I had had a lot of confusion about what the experience of living in the Resurrected Christ, and Supernatural Adoption was. About whether it was a physical death or a spiritual transformation.
As well, similar concerns over an experience I wrote about on another thread, of Jesus dying & a changing of my relationship with Him. But when I look at Phil's comment that Jesus can choose to share his thoughts and experiences with us my concerns and confusion left. That is unless it is expressed to me that what I experienced is not Christian. Then there is an acknowledgement, for me, that I am not journeying the Christian path.
It was possible that Jesus was sharing with me His experience of His physical death before taken me through a spiritual transformation into the Resurrected Jesus. A place of great peace. But also a place where one must be totally surrendered to the Trinity. Every breathe need be a surrender to the will of God.
Mary Sue, peace is of God, and is one of the fruits of the Spirit (Galatians 5: 22-24).
I'm not clear what you're trying to sort out, however -- whether your experience is "Christian" and of the resurrected Christ or something else? We are now on page 6 of this discussion, so maybe you could clarify that again . . . or maybe it's not necessary to know for sure.
I don't recall if you've mentioned meeting with a spiritual director, but that would be a good way to continue to process your journey. See http://www.sdiworld.org for more info and to find a spiritual director in your area if you're not meeting with one already.
Thank you for your feedback & I do apology for this lengthy process. I can speak to Sister who is a spiritual director. However I don't know if she will know about this type of thing.
I had a long talk with a friend yesterday who has had several years of seminary & is studying to be a spiritual director. Their understanding of what I was asking about looked nothing like what I was talking about.
After we talked I realized that what occurred was a loss of affective ego & a great peace came with this.
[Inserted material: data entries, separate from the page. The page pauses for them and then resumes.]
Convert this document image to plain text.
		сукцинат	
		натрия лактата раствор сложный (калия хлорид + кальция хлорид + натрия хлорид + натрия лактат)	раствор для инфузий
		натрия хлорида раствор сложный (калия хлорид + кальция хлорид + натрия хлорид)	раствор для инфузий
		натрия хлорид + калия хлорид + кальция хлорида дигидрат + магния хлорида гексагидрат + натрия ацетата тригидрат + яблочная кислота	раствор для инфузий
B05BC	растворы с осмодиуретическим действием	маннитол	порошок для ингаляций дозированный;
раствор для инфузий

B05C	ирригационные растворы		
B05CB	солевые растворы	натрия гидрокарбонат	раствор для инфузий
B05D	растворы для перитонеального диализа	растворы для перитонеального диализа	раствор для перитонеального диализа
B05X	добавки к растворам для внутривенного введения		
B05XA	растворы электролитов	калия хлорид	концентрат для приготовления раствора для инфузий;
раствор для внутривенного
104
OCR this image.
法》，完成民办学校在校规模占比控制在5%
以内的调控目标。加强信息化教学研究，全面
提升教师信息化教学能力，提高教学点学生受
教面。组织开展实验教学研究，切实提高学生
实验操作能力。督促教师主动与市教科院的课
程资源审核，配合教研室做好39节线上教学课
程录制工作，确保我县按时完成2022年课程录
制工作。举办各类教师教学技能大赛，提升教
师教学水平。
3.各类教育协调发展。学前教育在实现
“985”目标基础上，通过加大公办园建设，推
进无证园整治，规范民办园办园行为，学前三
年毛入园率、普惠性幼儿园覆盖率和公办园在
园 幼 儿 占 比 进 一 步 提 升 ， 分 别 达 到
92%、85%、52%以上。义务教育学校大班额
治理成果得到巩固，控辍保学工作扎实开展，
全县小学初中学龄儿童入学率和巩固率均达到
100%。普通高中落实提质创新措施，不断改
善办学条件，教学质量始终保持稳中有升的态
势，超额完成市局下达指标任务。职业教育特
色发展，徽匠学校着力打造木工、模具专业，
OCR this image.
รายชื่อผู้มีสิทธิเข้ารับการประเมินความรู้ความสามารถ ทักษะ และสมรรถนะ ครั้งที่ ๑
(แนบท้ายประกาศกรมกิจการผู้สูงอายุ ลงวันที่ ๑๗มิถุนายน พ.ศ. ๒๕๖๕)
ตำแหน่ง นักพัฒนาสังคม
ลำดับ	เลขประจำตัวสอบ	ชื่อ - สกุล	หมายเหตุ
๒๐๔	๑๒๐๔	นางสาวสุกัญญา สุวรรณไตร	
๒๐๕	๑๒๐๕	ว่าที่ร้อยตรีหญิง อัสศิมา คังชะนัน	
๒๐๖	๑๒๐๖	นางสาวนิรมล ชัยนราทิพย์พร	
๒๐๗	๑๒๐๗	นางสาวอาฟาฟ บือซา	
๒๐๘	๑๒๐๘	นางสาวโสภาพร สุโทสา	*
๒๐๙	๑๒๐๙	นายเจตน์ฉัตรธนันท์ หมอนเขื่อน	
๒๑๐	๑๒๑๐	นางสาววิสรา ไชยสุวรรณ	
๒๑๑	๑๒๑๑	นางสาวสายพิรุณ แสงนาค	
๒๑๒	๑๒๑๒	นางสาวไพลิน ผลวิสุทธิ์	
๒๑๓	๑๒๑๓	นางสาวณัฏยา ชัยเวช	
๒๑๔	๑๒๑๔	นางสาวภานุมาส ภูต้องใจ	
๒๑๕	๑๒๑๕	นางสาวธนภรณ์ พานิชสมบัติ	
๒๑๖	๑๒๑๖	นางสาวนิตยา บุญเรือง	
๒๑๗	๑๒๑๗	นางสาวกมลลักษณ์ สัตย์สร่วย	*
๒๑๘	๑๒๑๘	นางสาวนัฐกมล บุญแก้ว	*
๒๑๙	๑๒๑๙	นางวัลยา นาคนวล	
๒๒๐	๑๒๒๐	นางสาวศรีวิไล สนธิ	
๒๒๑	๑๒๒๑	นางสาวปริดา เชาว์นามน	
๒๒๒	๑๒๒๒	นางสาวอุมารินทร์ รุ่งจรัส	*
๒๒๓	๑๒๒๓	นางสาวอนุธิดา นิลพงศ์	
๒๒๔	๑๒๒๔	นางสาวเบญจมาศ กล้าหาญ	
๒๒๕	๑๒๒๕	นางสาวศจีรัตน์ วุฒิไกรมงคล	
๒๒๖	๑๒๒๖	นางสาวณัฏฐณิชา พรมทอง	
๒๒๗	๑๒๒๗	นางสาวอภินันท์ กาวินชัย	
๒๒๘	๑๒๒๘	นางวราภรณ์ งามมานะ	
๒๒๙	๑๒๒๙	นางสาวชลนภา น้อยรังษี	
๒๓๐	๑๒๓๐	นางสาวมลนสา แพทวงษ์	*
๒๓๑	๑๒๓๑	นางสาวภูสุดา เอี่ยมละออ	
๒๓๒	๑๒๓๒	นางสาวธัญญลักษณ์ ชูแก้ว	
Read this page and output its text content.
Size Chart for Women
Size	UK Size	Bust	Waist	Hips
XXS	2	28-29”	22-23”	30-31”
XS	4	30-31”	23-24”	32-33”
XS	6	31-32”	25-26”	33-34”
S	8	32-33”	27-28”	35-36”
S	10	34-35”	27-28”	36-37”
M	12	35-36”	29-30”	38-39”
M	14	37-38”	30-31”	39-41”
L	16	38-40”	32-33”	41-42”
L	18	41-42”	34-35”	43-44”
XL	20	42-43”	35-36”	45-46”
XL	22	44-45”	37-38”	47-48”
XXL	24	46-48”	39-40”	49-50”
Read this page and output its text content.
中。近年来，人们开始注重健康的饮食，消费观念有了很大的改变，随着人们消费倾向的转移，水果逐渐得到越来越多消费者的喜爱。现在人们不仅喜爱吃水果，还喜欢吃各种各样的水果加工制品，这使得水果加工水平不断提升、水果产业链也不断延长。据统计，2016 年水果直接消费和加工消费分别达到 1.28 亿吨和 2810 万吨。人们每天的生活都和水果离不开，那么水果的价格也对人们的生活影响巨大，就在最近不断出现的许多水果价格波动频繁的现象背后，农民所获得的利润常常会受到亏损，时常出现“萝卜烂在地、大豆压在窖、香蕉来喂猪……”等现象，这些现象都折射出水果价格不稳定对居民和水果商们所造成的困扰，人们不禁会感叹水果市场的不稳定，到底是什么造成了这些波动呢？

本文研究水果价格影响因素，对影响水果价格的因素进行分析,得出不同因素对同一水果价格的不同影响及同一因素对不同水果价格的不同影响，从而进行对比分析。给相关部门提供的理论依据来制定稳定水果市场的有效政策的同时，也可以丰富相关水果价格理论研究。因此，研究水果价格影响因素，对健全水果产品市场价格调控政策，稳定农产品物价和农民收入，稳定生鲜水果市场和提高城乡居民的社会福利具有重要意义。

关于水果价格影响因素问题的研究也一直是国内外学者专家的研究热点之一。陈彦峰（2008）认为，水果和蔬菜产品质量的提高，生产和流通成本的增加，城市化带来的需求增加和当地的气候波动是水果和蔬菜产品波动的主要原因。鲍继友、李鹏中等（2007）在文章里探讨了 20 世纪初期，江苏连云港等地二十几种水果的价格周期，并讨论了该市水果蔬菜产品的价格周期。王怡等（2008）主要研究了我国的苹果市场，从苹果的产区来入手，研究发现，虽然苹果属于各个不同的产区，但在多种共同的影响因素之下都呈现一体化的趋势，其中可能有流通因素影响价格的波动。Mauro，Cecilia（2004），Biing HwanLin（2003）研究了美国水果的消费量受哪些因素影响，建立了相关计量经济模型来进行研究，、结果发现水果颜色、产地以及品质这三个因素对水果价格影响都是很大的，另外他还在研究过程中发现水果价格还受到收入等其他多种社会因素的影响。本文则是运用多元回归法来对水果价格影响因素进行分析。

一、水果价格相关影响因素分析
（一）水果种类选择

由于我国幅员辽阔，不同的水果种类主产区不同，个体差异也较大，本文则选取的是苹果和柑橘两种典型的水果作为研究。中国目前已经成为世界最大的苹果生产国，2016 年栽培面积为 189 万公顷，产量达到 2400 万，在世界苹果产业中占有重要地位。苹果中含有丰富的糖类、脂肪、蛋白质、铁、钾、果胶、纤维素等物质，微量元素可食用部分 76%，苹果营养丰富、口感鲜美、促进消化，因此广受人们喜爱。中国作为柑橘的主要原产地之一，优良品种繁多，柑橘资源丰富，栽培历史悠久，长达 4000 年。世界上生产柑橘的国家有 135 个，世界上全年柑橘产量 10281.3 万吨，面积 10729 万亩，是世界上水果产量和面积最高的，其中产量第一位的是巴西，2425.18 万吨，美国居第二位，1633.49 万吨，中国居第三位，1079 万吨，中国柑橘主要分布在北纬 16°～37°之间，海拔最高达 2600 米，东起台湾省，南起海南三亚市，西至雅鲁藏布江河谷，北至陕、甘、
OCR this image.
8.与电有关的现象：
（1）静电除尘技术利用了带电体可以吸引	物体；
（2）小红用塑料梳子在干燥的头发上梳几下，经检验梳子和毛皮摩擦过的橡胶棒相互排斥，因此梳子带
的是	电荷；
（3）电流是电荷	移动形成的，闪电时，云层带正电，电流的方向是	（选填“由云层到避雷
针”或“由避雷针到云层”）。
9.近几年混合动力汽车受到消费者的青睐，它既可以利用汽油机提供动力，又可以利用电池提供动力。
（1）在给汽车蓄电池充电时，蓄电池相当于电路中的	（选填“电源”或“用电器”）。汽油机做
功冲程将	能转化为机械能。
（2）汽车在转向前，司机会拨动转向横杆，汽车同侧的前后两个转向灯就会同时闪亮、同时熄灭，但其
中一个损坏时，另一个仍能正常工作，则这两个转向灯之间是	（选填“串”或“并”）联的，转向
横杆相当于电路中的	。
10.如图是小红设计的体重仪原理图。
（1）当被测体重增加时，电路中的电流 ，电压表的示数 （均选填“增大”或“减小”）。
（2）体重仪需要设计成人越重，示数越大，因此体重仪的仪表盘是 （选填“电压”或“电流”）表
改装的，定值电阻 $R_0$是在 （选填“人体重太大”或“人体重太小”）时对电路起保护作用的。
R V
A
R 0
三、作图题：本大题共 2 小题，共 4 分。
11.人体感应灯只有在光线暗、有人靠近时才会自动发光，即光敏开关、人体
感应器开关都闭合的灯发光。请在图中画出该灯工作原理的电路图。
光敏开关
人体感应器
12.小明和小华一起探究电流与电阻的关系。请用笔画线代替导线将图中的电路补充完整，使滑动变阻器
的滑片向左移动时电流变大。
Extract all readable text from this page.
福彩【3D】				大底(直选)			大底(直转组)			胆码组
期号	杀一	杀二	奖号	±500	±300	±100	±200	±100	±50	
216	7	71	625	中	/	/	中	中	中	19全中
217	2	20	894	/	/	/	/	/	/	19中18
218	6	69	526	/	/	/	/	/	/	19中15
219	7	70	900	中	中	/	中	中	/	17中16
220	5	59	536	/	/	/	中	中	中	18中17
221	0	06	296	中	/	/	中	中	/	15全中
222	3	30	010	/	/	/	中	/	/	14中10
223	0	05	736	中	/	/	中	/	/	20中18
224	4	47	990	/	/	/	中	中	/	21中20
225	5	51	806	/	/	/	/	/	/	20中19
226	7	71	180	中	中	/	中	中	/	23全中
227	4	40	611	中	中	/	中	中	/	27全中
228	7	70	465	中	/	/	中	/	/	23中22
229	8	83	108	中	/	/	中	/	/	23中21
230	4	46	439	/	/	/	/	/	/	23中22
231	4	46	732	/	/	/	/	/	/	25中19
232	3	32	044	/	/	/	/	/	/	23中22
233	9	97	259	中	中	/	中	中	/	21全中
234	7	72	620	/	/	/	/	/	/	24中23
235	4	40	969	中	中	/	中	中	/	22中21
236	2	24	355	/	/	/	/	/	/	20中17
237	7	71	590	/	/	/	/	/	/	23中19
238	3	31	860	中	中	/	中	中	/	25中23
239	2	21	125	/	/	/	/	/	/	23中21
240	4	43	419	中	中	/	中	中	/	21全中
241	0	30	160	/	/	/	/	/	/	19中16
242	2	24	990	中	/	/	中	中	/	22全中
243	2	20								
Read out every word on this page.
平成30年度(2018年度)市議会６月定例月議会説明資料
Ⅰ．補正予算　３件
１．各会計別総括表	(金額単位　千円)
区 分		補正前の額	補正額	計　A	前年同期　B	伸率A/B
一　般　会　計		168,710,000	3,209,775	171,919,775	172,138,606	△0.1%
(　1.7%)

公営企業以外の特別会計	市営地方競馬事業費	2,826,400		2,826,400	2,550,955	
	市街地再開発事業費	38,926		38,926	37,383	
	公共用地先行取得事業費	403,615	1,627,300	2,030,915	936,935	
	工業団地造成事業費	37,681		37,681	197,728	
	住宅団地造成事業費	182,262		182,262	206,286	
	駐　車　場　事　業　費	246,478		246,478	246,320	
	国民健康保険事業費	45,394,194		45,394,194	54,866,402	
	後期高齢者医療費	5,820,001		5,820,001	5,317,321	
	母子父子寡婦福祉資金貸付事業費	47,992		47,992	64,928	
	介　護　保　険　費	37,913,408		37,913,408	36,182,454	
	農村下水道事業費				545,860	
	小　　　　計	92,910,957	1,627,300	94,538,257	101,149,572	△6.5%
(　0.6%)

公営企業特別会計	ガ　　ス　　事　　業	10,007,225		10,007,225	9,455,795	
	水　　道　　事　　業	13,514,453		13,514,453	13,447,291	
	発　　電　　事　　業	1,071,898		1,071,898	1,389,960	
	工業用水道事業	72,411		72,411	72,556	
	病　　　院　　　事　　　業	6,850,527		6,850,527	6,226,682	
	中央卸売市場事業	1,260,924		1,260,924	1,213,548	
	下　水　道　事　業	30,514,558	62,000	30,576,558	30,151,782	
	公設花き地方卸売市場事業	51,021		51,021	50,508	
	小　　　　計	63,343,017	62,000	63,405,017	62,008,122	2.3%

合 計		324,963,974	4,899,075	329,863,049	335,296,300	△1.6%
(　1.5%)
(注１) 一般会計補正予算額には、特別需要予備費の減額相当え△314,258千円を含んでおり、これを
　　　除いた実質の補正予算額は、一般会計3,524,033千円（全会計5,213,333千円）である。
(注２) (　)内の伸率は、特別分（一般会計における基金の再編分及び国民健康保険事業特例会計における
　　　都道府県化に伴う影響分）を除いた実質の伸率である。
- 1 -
There were other things also. Like a sadness over
losing something so dear. It is almost like an organic process. There is a certain way that I must live my life or there is great suffering & I'm still dealing with this.
I will read some of your writing about this, as I am able & if there are further issues will take them to the appropriate list.
Mary Sue, did you just wake up?
Thank you Derek
I've had a chance to look at your webpage & read
what you have written on it. The way you have written on this subject is in a way I can relate to. Thank you so much for your sharing. Would it be possible to take this discussion over to another thread. Would you like to suggest one?
Sure. But I don't know what title you want for the new thread.
Derek I wrote something on the Enlightenment & Christian Spirituality thread.